DRYSTONE WALLS By Wendy Lowry abridged from an article by Robert Wuchatsch
The City of Whittlesea adopted in 1991 a Heritage study that saw some of the drystone walls protected under the City’s planning scheme. However much greater effort is required to identify and record our heritage walls, especially in an area where increasing residential development is seeing many of them disappear.
Historically the area around Whittlesea was blessed or should I say cursed, whichever way you look at it, with having an abundance of stone in the landscape. The Germans when they first arrived in Thomastown quickly mastered the rocky terrain, utilising the stone for buildings and fences.
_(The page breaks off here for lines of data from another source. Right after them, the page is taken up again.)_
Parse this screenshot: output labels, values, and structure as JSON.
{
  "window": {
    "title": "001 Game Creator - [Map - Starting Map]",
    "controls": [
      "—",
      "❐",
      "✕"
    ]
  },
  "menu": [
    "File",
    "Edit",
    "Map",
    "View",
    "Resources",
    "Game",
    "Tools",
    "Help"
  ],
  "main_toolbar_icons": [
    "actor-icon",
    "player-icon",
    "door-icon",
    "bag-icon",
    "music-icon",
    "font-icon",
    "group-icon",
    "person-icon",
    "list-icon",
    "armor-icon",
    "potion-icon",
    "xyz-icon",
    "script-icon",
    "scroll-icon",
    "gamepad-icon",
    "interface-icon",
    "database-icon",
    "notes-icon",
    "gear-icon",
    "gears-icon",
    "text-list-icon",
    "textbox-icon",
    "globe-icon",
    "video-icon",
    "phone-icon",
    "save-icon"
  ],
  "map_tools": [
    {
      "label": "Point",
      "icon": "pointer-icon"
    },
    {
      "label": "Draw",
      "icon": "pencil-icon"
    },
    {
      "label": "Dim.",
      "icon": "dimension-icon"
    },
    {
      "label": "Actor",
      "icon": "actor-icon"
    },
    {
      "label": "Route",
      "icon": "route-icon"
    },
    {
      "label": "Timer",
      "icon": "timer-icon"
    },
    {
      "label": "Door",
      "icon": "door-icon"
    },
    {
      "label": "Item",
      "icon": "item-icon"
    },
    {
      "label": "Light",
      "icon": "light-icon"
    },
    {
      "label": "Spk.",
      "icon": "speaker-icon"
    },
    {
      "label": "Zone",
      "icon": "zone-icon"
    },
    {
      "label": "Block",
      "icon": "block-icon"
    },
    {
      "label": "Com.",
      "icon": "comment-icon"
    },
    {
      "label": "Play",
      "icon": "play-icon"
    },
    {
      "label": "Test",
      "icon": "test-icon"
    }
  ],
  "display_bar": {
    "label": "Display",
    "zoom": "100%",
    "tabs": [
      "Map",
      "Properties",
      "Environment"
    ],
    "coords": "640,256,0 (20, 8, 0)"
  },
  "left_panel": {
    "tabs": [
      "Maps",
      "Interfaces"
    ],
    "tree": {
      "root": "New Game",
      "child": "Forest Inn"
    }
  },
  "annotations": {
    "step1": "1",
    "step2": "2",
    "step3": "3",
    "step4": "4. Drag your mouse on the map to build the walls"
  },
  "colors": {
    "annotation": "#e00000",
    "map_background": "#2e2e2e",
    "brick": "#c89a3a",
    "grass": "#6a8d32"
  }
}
The English, Scottish and Irish immigrants who settled nearby at Epping, Wollert, Woodstock and Yan Yean also proved as adept. Many of their nineteenth century buildings, structures and walls still remain today.
The type of fencing adopted reflected the nature of the countryside and the materials most readily at hand. At Craigieburn for example, Dr. Thomas Wilson who purchased land there in 1853, had by 1870 more than 32 kilometres of drystone walls around his SummerHill property.
Stonewalls maybe considered model fences for a country that is subject to bush fires and where stone is easily obtainable. Breaches are repaired without effort and for permanence and durability stone has no peer; moreover it takes nothing from soil.
As most of Epping, Wollert and Woodstock walls were built of irregular shaped field stones and taper considerably, some required the subsequent addition of top wires to ensure their effectiveness. Interestingly, in 1891 the cost of erecting a wall four feet in height was about 25 shillings per chain in length.